Honing Your Core Messages

When it comes to creating written communications about your business, whether for your website, social media, an email campaign, a press release or a company brochure, you need to do more than declare who you are and what you do. Good communications is the key to success in business. While it’s important to be clear about what your business offers, you need to also convey what many marketers call your “core messages.” And honing your core messages is important for continued business success. These messages should contain certain information your target audience (specifically customers) wants and needs to hear, but more importantly the information that will resonate with them and help you make a connection with them.

Your core messages should convey your unique selling proposition, your core values and/or your unique value proposition, your strengths and your differentiators — what separates you from other businesses who offer the same products or services you do. By creating and communicating your core messages, you will be answering the questions all prospective customers have at the top of their minds: “Why should I do business with you?” “Why should I choose you over others?” and the number one question, “What’s in it for me?

Honing your core messages

First, Who is Your Target Customer?

Before you start working on your core messages (or, for that matter, anything marketing-related), you must think about who your target audience is because, of course, your messages are for them.

Your target audience can be several different groups, but mainly it’s potential customers. More precisely, it’s who the actual buyers and users are of your products and services (which can be different people). If you are a business-to-business provider, are you selling to companies of a certain size, or in a specific market or geographical area? Is there a person in a specific role in those companies who would be the user or buyer, or a gatekeeper to or influencer with the buyer?

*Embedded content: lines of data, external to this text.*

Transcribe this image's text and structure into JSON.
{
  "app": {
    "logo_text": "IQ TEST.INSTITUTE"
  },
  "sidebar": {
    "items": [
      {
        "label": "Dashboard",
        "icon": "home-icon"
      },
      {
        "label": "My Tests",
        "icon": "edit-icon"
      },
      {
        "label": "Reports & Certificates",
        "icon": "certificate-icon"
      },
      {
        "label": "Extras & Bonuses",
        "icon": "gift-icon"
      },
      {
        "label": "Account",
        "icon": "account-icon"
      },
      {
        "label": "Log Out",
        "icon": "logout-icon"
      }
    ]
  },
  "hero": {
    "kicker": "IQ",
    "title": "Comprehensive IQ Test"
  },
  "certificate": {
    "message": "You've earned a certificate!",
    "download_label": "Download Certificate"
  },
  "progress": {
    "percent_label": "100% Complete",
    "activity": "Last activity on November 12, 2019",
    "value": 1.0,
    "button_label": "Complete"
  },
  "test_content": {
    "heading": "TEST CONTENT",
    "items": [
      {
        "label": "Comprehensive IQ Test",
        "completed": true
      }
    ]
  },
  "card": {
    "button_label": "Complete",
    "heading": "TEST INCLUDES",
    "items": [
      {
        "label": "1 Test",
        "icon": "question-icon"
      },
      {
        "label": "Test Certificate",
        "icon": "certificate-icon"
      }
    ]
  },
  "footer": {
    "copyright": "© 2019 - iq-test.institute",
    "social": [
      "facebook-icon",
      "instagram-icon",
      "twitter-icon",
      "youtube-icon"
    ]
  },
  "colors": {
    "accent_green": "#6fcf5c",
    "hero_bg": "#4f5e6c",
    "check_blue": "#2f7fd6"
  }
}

If you sell to consumers, think about the demographics of the people who would use your products or services — the age group (Tweens, Gen Z, Gen X, Millennials, Baby Boomers), gender, marital status, family status (children/no children), education, location, etc. Also bear in mind who might be the buyers but not necessarily the users of your product (for example, parents buying toys and games for kids, women buying personal products for male partners).

Creating and Honing Your Core Messages

it’s critical to identify what makes you unique and what distinguishes you from every other company out there that does what you do or offers what you offer. With that information, you can create a clear statement of value pertaining to your uniqueness and what you bring to the table: your Unique Selling Proposition, or USP.

Your USP statement should basically be your whole argument for what you offer and why customers need it now to solve a problem or address a situation they have. By forming a clear, focused and compelling USP, you can motivate prospective customers to beat a path to your door and make your business stand out in your market. By not declaring this sense of purpose and identity, you will likely confuse your target customers.

You can find a plethora of examples in the marketplace of how honing your message down to a brief (yes, brief) and unequivocal statement can reap success. An example of a well-known, memorable and winning USP is the one from Federal Express: “When it absolutely, positively has to be there overnight.”

To develop your Unique Value Proposition, or UVP, start by brainstorming a list of your organization’s core values and then identify which values would most resonate with each of the groups (or “publics” or “personas”) that make up your target audience. Try to come up with a dozen or more values and be very specific. For example, instead of just identifying “responsiveness to customers” as a value, make it “responding to customers within one hour.” Having as many as two dozen values would not be unusual. By taking the values that are most important to each group in your target audience and incorporating them into a set of compelling statements, you will have your UVP. You will effectively convey what the prospective customers (and each of the other groups in your target audience) get by doing business with you. An example of a UVP statement would be: “XYZ Company responds to customer issues within one hour, ensuring resolution in a timely manner.”

The UVP statements would ultimately become the heart of your company’s core messages, along with your USP, strengths and differentiators.  I talk more about this in my article, “Figuring What’s In It for the Customer.”

Once you’ve developed your core messages, they should be woven into all your external communications and marketing content — your website, company profile, sales materials, press releases, social media, etc. Then you should make sure you are honing your core messages on a regular basis. With consistent and clear messages in all your communications, your target customers will more easily be drawn to your business and what you offer.